Invention Title:

TRANSFERRING SALIENT DEPTH PROPERTIES FROM LABELED DATA TO UNLABELED DATASETS FOR MONOCULAR DEPTH ESTIMATION

Publication number:

US20260073537

Publication date:
Section:

Physics

Class:

G06T7/50

Inventors:

Assignee:

Applicant:

Smart overview of the Invention

The patent application discusses a method and apparatus for training a monocular depth estimation (MDE) network using a mixed supervision approach. This involves using both labeled and unlabeled datasets to improve depth estimation from monocular images. The method includes obtaining a source dataset with ground truth depth maps and a target dataset with images, then using these to train the MDE network alongside a pose network through a combination of fully-supervised and self-supervised training.

Field and Related Art

Monocular depth estimation is crucial for applications requiring three-dimensional scene understanding, such as autonomous vehicles and augmented reality. Traditional methods often rely on additional sensors like LiDAR or stereo cameras, which can be costly and complex. The proposed method aims to address these challenges by refining depth estimation using single images, reducing reliance on extra hardware while maintaining accuracy.

Summary of the Invention

The innovation involves a training process for an MDE network that leverages mixed supervision. The process begins by obtaining a source dataset with images and corresponding ground truth depth maps, and a target dataset with additional images. The MDE network generates estimated depth maps for both datasets, while a pose network estimates relative poses from the target dataset. Training combines fully-supervised techniques with labeled data and self-supervised techniques with unlabeled data, enhancing the network's depth estimation capabilities.
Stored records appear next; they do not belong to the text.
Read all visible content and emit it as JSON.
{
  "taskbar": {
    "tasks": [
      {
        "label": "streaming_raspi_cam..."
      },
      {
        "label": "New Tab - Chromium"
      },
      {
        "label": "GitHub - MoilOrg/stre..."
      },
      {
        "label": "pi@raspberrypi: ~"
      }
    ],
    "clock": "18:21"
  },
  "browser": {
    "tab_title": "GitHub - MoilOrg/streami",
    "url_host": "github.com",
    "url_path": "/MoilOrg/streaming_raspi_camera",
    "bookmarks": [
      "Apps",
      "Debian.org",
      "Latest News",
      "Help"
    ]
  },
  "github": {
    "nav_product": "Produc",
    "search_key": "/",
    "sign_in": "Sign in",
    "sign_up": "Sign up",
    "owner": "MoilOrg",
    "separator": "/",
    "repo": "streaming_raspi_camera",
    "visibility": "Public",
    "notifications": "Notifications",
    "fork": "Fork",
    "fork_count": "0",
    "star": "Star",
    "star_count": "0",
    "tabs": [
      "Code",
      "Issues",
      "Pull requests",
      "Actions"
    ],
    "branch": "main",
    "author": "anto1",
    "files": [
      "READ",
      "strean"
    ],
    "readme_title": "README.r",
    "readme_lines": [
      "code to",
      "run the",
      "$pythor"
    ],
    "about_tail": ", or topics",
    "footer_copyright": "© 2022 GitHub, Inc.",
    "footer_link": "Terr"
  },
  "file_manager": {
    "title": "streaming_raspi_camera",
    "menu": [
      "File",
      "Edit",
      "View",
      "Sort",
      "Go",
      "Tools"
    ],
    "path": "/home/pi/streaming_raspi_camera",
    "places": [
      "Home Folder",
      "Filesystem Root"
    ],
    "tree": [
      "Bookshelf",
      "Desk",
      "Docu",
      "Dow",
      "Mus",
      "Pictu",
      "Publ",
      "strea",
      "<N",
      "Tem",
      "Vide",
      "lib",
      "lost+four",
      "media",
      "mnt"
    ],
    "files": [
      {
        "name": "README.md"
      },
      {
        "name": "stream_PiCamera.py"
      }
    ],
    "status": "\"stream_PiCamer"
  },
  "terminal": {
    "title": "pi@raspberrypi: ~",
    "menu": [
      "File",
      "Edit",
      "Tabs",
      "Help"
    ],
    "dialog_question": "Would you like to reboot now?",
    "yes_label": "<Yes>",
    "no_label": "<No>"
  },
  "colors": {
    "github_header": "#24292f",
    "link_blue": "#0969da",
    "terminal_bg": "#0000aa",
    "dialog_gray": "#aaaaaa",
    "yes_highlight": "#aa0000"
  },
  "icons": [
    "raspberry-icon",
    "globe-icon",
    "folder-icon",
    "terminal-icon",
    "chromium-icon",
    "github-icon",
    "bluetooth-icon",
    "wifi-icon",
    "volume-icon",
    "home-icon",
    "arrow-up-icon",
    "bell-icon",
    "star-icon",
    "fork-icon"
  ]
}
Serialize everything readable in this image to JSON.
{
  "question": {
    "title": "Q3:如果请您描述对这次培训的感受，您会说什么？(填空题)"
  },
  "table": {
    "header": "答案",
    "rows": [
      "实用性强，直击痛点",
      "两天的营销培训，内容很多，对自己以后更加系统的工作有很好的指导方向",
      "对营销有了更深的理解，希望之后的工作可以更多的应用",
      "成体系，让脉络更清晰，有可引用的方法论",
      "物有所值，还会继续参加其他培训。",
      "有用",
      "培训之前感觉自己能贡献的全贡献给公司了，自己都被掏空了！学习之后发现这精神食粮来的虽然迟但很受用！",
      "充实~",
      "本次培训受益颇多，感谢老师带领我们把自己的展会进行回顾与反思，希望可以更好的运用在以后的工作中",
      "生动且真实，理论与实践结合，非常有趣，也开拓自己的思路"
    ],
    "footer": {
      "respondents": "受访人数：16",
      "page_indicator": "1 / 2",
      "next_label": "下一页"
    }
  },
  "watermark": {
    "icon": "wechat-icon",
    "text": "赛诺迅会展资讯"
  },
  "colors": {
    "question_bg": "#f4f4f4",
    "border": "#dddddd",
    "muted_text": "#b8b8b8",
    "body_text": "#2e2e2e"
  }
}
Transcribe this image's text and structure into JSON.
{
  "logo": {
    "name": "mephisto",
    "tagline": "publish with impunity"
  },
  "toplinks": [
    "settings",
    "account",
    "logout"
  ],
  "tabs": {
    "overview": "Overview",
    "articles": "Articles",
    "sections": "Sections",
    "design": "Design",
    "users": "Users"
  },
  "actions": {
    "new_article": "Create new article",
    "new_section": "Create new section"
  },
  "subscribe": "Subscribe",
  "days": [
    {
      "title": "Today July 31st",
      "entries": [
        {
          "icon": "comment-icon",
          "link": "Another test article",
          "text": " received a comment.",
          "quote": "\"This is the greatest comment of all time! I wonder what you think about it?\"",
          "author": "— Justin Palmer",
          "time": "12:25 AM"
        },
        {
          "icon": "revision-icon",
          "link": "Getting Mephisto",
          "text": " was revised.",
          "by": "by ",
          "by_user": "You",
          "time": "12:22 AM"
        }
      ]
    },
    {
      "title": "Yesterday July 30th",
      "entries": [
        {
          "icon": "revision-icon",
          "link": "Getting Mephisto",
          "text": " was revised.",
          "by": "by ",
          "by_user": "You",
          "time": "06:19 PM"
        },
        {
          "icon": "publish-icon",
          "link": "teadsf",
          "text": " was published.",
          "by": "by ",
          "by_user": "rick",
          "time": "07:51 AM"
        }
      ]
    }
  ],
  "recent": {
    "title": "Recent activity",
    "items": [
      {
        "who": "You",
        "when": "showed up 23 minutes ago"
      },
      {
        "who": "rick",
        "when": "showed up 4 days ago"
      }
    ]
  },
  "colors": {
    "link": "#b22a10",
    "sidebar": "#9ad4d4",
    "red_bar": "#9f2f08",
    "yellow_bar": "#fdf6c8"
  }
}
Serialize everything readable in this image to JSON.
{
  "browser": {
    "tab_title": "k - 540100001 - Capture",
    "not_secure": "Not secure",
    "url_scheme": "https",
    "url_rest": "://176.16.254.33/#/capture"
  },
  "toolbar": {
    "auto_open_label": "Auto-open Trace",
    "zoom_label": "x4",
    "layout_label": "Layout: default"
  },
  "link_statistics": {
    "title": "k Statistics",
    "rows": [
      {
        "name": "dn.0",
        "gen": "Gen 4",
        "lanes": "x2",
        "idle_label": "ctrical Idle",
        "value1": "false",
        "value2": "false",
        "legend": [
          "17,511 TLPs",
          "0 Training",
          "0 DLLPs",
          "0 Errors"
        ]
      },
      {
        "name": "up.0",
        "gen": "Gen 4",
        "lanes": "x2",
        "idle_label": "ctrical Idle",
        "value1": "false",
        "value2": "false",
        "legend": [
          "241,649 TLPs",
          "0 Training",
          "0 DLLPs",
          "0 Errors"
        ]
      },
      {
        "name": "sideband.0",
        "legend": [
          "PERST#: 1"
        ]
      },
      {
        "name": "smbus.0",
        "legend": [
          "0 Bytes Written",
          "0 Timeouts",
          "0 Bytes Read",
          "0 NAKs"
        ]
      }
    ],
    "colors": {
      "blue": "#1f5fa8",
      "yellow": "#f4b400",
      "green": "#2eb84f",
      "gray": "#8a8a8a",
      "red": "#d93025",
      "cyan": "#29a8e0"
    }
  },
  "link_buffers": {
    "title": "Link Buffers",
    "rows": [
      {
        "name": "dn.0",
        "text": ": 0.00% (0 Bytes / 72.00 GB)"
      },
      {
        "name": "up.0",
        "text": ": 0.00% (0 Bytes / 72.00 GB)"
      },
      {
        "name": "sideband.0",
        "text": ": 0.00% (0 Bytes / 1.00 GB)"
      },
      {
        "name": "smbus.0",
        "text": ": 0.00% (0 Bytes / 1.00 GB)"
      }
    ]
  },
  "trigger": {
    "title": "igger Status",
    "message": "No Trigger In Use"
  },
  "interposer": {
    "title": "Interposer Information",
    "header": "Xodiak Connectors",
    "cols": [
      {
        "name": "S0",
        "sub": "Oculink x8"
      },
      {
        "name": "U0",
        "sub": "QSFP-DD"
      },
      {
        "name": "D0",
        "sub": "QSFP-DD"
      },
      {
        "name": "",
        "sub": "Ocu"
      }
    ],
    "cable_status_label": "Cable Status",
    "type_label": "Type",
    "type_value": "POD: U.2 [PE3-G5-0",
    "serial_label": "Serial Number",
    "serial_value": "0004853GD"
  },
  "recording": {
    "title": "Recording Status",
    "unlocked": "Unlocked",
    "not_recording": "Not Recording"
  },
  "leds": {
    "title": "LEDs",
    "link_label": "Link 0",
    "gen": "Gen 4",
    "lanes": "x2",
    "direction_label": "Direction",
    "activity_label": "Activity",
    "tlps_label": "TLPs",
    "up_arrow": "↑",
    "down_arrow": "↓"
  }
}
Training and Implementation

The training process entails generating estimated depth maps and relative poses, which are then used to refine the MDE network. Fully-supervised training uses the labeled source dataset, while self-supervised training utilizes the target dataset's relative poses. This dual approach allows the network to learn effectively from both types of data, improving its ability to estimate depth from monocular images without extensive sensor setups.

Applications and Benefits

This method is applicable in various fields such as autonomous driving and robotics, where accurate depth perception is vital. By reducing dependency on additional sensors, the approach offers a cost-effective solution for depth estimation. The mixed supervision training enhances the network's adaptability to new scenes, making it suitable for dynamic environments where traditional methods might struggle.